嫌味の様に聞こえるかもしれないが、少しだけ自重する様にと言外に意味を含ませている為間違ってはいない。
「で、どう?フレデリカちゃんなら私達よりも奥の索敵と感知出来てるでしょ?」
「……ですです。この森、やっぱり空間が歪んでますね。見た目以上に広いです。それとやっぱり遺跡と同じ様にモンスターがスポーンしてます。ただ」
「ただ?」
「階層って言って良いのか、それとも中心部に近付く程に性質が濃くなるのか。それとも何かが近くに居るからその所為なのかは分かりませんが、ここからじゃ私の植物への干渉が通りません。この辺でもたまに干渉が通らない樹があるんですけど……あ、丁度アレですアレ。干渉できない樹」
彼女が示した方向を近くのリットンと共に見てみれば。
そこに在ったのは、普通の木。リアルで見た事ある木の中では……恐らくクヌギが一番近いだろうか。
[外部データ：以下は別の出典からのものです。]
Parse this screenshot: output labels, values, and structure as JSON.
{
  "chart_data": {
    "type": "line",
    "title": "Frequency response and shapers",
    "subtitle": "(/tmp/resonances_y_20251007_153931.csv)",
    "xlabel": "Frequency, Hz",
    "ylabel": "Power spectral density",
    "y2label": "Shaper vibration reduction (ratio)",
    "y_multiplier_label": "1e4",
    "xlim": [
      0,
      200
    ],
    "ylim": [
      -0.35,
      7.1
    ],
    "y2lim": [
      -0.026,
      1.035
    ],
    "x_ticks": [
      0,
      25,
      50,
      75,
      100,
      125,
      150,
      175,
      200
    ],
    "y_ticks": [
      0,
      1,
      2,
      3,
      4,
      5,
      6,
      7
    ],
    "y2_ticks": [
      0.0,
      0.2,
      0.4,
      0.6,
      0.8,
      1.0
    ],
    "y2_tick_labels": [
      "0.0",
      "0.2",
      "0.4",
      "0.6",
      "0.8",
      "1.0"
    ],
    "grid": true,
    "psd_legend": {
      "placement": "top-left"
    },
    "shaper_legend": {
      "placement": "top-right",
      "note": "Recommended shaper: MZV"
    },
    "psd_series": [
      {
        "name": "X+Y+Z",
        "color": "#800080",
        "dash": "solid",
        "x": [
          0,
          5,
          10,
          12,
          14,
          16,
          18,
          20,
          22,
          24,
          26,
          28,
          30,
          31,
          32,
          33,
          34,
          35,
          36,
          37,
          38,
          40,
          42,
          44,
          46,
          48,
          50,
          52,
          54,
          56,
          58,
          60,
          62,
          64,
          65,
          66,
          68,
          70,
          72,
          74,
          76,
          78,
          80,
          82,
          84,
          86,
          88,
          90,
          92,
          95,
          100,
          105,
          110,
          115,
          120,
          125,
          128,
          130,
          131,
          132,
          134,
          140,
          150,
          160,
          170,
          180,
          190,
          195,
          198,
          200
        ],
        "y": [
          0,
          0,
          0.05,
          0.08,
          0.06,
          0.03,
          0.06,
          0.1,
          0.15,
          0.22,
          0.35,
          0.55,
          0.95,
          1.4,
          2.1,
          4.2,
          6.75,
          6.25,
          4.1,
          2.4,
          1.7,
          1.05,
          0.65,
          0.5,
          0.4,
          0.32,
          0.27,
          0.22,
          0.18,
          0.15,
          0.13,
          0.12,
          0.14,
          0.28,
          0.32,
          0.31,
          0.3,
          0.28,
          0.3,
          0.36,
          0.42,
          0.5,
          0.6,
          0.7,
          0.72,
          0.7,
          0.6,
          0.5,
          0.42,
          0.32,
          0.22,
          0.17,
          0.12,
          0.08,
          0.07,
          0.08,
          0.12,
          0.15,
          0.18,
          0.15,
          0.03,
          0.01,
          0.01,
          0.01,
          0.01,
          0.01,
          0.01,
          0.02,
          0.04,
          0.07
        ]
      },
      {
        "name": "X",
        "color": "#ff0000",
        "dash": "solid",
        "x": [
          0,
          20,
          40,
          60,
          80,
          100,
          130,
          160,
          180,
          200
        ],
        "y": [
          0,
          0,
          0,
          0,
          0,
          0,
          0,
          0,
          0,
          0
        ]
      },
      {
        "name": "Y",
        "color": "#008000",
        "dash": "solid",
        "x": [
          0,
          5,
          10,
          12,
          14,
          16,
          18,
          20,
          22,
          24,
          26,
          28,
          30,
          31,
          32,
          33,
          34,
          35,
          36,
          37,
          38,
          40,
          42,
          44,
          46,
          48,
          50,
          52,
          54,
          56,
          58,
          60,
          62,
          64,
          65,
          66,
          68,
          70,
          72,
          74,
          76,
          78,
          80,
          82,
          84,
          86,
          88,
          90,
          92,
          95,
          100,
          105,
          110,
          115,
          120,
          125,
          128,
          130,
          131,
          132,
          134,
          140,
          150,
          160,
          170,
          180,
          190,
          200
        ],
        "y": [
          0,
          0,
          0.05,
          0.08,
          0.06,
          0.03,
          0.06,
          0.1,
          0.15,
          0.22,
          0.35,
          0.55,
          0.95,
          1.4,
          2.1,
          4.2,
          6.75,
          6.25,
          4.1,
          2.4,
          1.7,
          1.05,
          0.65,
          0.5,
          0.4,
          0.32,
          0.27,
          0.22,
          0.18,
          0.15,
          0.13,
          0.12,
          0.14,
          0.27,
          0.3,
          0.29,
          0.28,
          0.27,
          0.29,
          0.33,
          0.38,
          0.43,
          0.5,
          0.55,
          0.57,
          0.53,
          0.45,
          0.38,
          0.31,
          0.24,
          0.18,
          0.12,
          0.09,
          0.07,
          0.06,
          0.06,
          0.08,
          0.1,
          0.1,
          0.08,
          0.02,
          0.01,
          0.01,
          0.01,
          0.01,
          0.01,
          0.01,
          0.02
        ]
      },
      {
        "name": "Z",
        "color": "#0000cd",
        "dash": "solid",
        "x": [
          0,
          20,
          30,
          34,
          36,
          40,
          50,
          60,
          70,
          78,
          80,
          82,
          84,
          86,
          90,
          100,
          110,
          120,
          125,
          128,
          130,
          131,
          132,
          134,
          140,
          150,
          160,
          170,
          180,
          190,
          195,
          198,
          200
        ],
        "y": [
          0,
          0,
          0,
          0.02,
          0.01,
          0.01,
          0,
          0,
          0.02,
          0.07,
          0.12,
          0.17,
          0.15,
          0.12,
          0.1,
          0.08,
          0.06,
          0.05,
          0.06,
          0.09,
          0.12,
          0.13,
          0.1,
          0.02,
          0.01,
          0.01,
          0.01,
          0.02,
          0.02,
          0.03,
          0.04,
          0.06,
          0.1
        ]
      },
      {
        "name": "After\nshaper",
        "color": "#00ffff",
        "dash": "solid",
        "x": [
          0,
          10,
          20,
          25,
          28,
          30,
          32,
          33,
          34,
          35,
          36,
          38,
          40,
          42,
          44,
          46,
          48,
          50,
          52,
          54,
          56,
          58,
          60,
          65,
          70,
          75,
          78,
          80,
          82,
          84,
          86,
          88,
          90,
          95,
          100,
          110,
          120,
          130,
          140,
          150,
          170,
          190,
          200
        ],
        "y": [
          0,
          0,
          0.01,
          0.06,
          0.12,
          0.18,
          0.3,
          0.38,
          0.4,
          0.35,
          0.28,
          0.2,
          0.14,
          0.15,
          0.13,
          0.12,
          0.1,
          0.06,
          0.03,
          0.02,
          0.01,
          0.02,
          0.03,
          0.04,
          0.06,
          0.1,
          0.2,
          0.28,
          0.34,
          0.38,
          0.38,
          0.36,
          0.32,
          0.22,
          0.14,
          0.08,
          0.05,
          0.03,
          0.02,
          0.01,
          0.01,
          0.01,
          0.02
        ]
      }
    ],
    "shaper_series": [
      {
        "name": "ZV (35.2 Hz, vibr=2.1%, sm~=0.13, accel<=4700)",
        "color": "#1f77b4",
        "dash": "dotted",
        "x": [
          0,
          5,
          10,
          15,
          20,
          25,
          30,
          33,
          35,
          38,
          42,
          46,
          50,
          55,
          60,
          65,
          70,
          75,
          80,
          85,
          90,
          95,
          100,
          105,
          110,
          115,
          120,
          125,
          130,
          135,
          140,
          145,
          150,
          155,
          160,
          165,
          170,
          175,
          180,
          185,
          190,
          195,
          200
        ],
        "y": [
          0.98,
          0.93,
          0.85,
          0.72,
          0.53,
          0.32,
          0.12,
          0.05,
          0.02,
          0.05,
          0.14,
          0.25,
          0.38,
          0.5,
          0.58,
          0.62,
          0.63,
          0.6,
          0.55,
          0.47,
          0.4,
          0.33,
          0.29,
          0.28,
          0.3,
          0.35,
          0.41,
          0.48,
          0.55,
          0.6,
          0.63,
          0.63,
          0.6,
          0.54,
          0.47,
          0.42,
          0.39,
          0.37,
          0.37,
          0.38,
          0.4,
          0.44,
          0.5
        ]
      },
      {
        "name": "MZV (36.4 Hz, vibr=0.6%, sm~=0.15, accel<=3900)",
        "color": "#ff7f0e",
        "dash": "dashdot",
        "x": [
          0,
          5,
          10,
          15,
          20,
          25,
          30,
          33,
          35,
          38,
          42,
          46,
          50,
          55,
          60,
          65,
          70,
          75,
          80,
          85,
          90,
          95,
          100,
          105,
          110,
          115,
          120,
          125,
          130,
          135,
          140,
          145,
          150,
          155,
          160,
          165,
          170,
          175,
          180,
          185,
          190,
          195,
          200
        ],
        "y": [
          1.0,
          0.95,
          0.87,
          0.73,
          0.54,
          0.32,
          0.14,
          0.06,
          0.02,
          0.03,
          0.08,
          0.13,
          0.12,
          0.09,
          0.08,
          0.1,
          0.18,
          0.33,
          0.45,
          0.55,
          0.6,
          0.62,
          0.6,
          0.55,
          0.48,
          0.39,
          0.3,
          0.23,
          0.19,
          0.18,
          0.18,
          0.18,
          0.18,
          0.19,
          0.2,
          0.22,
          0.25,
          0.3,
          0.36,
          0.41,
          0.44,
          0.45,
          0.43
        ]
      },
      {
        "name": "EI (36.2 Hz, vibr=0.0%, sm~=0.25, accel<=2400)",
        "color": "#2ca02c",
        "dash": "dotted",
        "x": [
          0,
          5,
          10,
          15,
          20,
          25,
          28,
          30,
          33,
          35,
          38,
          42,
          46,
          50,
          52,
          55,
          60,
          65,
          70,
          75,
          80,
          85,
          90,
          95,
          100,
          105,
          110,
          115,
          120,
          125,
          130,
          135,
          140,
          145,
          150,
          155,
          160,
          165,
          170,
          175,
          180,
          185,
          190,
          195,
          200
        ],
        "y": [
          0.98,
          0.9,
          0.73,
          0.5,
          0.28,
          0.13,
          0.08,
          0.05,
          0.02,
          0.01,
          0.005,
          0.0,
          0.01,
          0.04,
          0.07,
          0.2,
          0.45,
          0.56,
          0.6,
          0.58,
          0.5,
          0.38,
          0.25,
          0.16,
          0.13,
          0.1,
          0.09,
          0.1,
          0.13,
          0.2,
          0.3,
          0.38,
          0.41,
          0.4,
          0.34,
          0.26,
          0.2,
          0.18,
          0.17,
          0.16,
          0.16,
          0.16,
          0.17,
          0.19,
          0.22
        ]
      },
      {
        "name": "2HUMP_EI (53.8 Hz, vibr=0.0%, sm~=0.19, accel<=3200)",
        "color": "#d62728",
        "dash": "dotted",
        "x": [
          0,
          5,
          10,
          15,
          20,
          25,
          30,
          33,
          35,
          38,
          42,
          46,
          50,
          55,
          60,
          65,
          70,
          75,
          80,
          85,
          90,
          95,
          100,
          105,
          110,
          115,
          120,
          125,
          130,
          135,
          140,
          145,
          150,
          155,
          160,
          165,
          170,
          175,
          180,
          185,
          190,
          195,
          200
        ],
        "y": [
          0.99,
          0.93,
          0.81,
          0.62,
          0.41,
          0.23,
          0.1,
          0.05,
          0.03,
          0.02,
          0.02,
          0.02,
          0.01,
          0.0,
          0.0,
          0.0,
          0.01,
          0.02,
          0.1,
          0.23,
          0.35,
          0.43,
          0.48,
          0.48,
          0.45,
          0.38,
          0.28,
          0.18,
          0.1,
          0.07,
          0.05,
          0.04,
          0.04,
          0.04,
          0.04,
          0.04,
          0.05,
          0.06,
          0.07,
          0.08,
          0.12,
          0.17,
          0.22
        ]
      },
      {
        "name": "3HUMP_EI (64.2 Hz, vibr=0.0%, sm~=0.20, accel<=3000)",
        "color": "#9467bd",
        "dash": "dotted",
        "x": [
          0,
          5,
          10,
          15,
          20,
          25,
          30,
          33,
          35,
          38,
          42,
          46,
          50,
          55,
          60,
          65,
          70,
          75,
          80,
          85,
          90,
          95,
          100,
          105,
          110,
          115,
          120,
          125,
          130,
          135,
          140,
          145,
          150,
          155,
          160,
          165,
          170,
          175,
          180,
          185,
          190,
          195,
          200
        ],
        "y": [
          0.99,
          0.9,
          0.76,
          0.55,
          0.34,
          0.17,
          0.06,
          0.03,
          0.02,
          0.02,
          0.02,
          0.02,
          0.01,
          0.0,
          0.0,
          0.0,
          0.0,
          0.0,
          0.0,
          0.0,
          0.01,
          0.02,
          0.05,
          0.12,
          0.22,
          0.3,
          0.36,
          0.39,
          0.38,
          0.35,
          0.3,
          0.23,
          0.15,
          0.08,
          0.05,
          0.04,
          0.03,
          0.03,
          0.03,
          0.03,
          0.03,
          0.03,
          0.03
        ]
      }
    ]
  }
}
何の変哲もない、ただの木にしか見えない。そう、普通に見た限りでは。だが、私の眼には……少し違ったように見えている。
……あの木、周りと違って魂が濃い。
そう、見た目ではなく内側。魂が周囲の木々と違って濃いのだ。
それこそ……散々私達を襲ってきているモンスター達の様に。
「……」
私は2人を近づかない様にと手だけで制止して、その木へとゆっくりと近付いていく。
そして、
「イタダキマス」
「――ッ」
その樹皮に口付けするように歯を立てたのだった。